We decided to have five puzzles with one additional, final puzzle. By solving each of the five puzzles, you collect an ancient amulet. Once all five amultes are collected, they were used to solve the final puzzle that proves your worth to enter the 39th Nome and to enscribe your name in the scrolls.
Many museums now have 3D scans of artifacts available for viewing and I searched through various museum collections and selected five Egyptian artifacts to use as amulets. Then, using Blender, I modified the models to get them ready for 3D printing and embossed a heiroglyph in the base of each amulet.
There would be six kids playing the game, so we needed 30 amulets in total. I printed the objects over several weeks while our son was online in class. Luckily he never heard the printer runnnig!
Each of the five puzzles led players to a hidden box. Some boxes were just hidden, while others also had various locks, whose combinations were revealed through their puzzle. Beth found several interesting locks including one with directional arrows, a lock with letters on rotating rings, and a lock with numbers. The boxes came with hasps, but they were too small for the locks, so I carefully removed the original hardware and replaced it with larger hasps that could accept the locks.
As is typical with these games, we don't get a chance to do any real play testing before hand. Our daughter did give some feedback, but for the most part we have no idea if it will be too easy or too hard. We decided to make the five main puzzles independent of one another so players could do them in any order if one proved too difficult. We also originally considered having all the puzzles unlock the Zoom call for the final party, but we were worried some kids wouldn't finish. We settled on delivering the journals a week before the party to give everyone time to play and we didn't hide the party link at the end.
The first puzzle required players to build a bridge across the Nile with wooden planks that were cut from a page in the journal. A message giving directions to the first location was revealed when the planks were assembled in the correct order.
The second puzzle was a jigsaw puzzle. The page contained a photo cut into pieces that revealed the hiding location. By cutting the page apart and assembling the puzzle, you could see where to go.
For the third puzzle, players were told where to look for the hidden box, but they had to also read a journal entry to and notice that it actually described heading in specific directions. Those directions matched the directional arrows lock.
A message encoded in heiroglyphics hid the combination for the fourth puzzle box. A decoder table was tucked into the journal and required to decrypt the combination to the lock securing the fourth box.
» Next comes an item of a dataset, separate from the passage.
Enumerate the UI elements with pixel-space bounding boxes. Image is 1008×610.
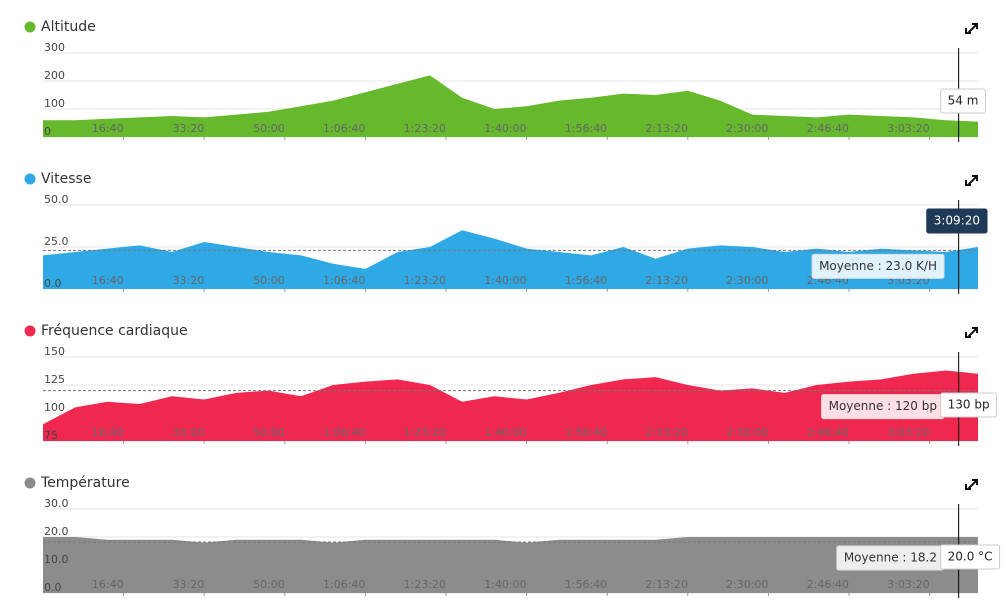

The fifth puzzle box was locked with a number combination. I built a tool to generate multi-ring code wheels that needed to be cut out of the journal and assembled. Once the wheel was assembled it could be rotated into place to revel the lock's combination.
The final puzzle started from the last page in the journal. Various shapes were printed on the page along with a website nome39.com. Going to the website revealed the same shapes, but with buttons to rotate through various heiroglyphics. To solve the puzzle, players had to figure out that the base of each amulet matched each shape, and the heiroglyph embossed in the base could be selected on the website. Once entered correctly, the page unlocked and allowed the player to enter their name into the scrolls as members of the 39th Nome!
Beth gave parents a heads up to expect a game to arrive the weekend before our son's birthday. I made the rounds and hand delivered a journal to each player on a Friday afternoon to kick off the game. Our son spent the evening pouring over his journal and theorizing about where the amulets where hidden.
He woke up early on Saturday and with his sister, spent most of the day wandering the neighborhood and playing. By late afternoon, and apparently five miles of walking, they had collected all the amulets and solved the final puzzle. Over the next several days various friends reported their progress, helped each other out, and worked towards their own amulet collection.
Although this didn't happen in person, everyone had a great time. By the day of his birthday, all the kids had roamed the neighborhood and enjoyed the game. Hopefully next year we'll do it together!